Helen Keller's real life began on a March day in 1887 when she was
a few months short of seven years old.
On that day, which Miss Keller was always to call
"The most important day I can remember in my life,"
Anne Mansfield Sullivan came to Tuscumbia to be her teacher.
Miss Sullivan, a 20-year-old graduate of the Perkins School for the Blind, who
had regained useful sight through a series of operations, had come to the Kellers
through the sympathetic interest of Alexander Graham Bell.

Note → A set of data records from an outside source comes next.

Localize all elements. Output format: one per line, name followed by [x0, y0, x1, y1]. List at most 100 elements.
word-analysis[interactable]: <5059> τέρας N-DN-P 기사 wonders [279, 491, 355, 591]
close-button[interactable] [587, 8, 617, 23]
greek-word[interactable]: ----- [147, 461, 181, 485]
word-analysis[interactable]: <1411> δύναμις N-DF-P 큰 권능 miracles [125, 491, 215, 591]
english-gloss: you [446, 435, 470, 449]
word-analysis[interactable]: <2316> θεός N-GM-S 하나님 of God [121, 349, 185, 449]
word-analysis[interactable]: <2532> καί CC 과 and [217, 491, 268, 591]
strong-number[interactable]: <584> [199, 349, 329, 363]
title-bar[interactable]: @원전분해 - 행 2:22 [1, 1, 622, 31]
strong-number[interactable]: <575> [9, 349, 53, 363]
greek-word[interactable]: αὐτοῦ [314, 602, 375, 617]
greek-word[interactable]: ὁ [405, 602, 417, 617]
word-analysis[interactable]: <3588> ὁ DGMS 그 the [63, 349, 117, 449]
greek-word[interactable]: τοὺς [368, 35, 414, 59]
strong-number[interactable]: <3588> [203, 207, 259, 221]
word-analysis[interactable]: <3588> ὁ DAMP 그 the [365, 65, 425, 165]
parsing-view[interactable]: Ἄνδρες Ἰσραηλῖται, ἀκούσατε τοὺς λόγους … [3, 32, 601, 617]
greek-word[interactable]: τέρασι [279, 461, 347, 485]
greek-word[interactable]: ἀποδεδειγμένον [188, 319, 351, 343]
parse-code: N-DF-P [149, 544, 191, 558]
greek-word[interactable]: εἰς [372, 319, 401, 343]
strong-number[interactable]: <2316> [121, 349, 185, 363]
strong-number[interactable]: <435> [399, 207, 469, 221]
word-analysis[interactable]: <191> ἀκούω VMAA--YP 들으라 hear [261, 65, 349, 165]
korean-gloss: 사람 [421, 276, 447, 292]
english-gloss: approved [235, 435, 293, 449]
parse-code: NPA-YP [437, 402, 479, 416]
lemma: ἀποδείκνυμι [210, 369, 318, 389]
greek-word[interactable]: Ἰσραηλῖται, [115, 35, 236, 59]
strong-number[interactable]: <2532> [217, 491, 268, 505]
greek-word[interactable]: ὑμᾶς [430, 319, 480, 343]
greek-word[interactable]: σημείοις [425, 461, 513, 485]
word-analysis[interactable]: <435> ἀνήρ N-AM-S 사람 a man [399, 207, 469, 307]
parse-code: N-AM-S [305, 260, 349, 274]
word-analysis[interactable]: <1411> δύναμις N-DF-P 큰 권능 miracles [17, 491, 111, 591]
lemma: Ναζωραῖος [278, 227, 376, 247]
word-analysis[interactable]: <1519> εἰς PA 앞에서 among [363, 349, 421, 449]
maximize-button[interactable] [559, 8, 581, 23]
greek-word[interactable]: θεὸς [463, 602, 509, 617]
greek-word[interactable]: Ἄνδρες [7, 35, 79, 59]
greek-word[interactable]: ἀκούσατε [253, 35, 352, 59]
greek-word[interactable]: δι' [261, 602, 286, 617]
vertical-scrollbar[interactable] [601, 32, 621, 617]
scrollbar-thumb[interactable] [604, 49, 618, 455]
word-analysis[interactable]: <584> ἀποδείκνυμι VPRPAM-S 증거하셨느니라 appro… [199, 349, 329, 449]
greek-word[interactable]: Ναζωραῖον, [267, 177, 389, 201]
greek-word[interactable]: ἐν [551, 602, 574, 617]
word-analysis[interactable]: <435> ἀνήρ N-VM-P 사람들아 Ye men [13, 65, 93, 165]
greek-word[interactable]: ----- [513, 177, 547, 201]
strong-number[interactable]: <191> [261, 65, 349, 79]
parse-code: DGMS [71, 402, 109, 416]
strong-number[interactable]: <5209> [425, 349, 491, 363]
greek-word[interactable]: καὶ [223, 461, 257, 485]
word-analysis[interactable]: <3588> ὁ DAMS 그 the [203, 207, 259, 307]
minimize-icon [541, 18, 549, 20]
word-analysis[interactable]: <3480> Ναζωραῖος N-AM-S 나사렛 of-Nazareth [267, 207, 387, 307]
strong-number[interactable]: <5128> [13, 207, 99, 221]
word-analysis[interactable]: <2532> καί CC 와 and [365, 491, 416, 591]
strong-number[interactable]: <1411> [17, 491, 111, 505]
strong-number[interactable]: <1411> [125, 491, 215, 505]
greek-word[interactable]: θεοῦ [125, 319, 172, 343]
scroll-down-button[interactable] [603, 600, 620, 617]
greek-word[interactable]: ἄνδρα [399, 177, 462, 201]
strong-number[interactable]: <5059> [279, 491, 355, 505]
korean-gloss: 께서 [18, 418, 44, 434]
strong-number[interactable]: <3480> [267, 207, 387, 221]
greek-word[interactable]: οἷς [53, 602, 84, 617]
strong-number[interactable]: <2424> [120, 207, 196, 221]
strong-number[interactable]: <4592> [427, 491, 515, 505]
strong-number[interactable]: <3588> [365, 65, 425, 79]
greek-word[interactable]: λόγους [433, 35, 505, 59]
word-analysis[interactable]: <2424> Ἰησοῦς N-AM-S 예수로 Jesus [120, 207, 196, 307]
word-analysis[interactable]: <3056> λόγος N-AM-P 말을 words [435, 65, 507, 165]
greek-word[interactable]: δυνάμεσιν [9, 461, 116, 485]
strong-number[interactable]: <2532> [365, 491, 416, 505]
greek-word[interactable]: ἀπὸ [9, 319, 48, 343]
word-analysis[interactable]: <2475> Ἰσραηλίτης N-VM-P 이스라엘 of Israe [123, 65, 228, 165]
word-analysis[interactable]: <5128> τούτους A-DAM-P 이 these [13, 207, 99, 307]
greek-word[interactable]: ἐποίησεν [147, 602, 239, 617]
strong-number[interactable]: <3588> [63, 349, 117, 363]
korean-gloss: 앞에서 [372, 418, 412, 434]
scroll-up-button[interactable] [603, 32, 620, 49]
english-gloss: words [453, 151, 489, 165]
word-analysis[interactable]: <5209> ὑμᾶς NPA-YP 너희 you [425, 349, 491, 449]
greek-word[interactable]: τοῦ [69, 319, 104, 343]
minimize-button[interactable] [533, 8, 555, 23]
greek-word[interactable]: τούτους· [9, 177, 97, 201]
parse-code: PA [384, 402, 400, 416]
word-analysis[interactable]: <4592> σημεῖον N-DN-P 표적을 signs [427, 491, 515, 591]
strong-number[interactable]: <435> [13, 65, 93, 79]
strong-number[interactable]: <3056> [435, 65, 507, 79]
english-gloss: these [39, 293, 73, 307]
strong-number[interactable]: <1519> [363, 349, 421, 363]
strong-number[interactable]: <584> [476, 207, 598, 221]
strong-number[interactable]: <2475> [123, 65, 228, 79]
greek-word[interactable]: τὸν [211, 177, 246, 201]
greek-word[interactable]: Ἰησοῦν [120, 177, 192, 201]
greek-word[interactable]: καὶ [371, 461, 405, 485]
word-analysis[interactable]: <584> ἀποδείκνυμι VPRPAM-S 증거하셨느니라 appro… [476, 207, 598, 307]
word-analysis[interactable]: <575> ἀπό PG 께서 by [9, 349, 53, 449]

From that fateful day, the two--teacher and pupil--were inseparable until
the death of the former in 1936.
How Miss Sullivan turned the near savage child into a responsible human being
and succeeded in awakening her marvelous mind is familiar to millions,
most notably through William Gibson's play and film, The Miracle Worker,
Miss Keller's autobiography of her early years, The Story of My Life,
and Joseph Lash's Helen and Teacher.
Rare photo captures Hellen Keller, with doll, and teacher Anne Sullivan.
Miss Sullivan began her task with a doll the children at Perkins had made for her to take to Helen.
By spelling "d-o-l-l" into the child's hand, she hoped to teach her to connect objects with letters.
Helen quickly learned to make the letters correctly, but did not know she was spelling a word,
or that words existed. In the days that followed she learned to spell a great many
more words in this uncomprehending way.
One day she and "Teacher"--as Helen always called her--went to the outdoor pump.
Miss Sullivan started to draw water and put Helen's hand under the spout.
As the cool water gushed over one hand, she spelled into the other the word
"w-a-t-e-r" first slowly, then rapidly.
Suddenly, the signals had meaning in Helen's mind.
She knew that "water" meant the wonderful cool something flowing over her hand.
Quickly, she stopped and touched the earth and demanded its letter name and
by nightfall she had learned 30 words.
Thus began Helen Keller's education.
She proceeded quickly to master the alphabet, both manual and in raised print for
blind readers, and gained facility in reading and writing. In 1890, when she was just 10,
she expressed a desire to learn to speak.
Somehow she had found out that a little deaf-blind girl in Norway had acquired that ability.
Miss Sarah Fuller of the Horace Mann School was her first speech teacher.
Even when she was a little girl, Helen Keller said, "Someday I shall go to college."
And go to college she did. In 1898 she entered the Cambridge School for Young Ladies
to prepare for Radcliffe College.
She entered Radcliffe in the fall of 1900 and received her bachelor of arts degree
cum laude in 1904.
Throughout these years and until her own death in 1936,
Anne Sullivan was always by Helen's side, laboriously spelling book after book
and lecture after lecture, into her pupil's hand.